Australian practice Breathe Architecture has transformed the former headquarters of Paramount Pictures in Sydney into a boutique hotel with warm and tactile interiors. The Paramount House Hotel is situated on Commonwealth Street in the trendy Surry Hills surburb, set within the former headquarters of film studio Paramount Pictures and an adjacent warehouse. The two buildings were restored and linked together with a two-storey extension in a nine-year project by local practice Fox Johnston.
Owners Russell Beard, Ping Jin Ng, and Mark Dundon, tasked Melbourne-based practice Breathe Architecture with turning the building’s upper floors into a hotel. The clients stated that the architects should use “the imperfect former warehouse as raw, rich backdrop, and [create an] impressive variety of suite types to ensure an engaging visit every time.” With this in mind the architects created 29 guest suites that blend original and contemporary details.
“Working intimately with an existing building fabric brought its own inherent challenges from a design, acoustic and fire rating perspective,” the practice told Dezeen. “However, harnessing these quirks as opportunities is what makes this building so tactile, unconventional and intriguing for guests.”
Worn brick walls in the bedrooms have been paired with new timber floors and exposed concrete ceilings. Bathrooms have been completed with terrazzo tiles and wooden baths meant to resemble those traditionally seen in Japan. Several of the suites come with plant-filled terraces, separated from the rooms by black-framed panels of glazing.
Splashes of colour are provided by soft furnishings and bed linens that are in shades of burnt orange, forest green or deep blue. Patterned wall hangings and rugs have also been used for decoration. “Rather than having specific features or themes for each room, the emphasis is instead on comfort, adaptability and robust tactility,” said the practice.

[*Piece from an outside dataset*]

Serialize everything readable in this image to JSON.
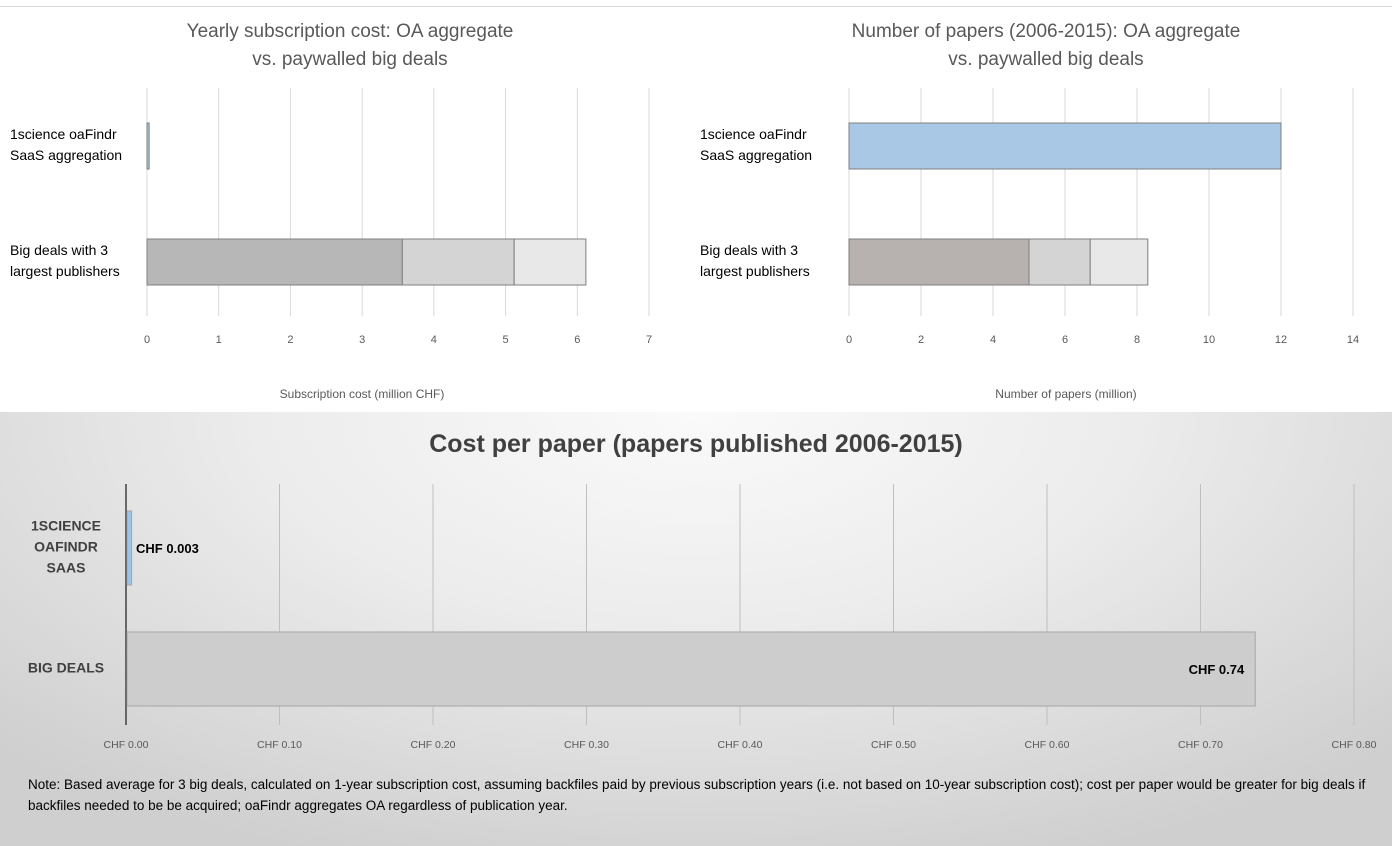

The architects used copper chevron-shaped tiles to form a screen around the building’s extension. These have also been employed to create metallic partition walls throughout the hotel’s largely white-painted reception lounge, which sits inside the former film storage vault. “[The screen] is a delicate jewel-like crown intended to capture the spirit and excitement of the golden era of film,” the practice explained.
Breathe are among several practices to adapt disused buildings into guest accommodation. Last year Vector Architects converted a sugar mill in rural China into the luxury Alila Yangshuo resort, and Twelve Architects are currently planning to turn the ruins of Bodmin Jail in Cornwall, England into a hotel.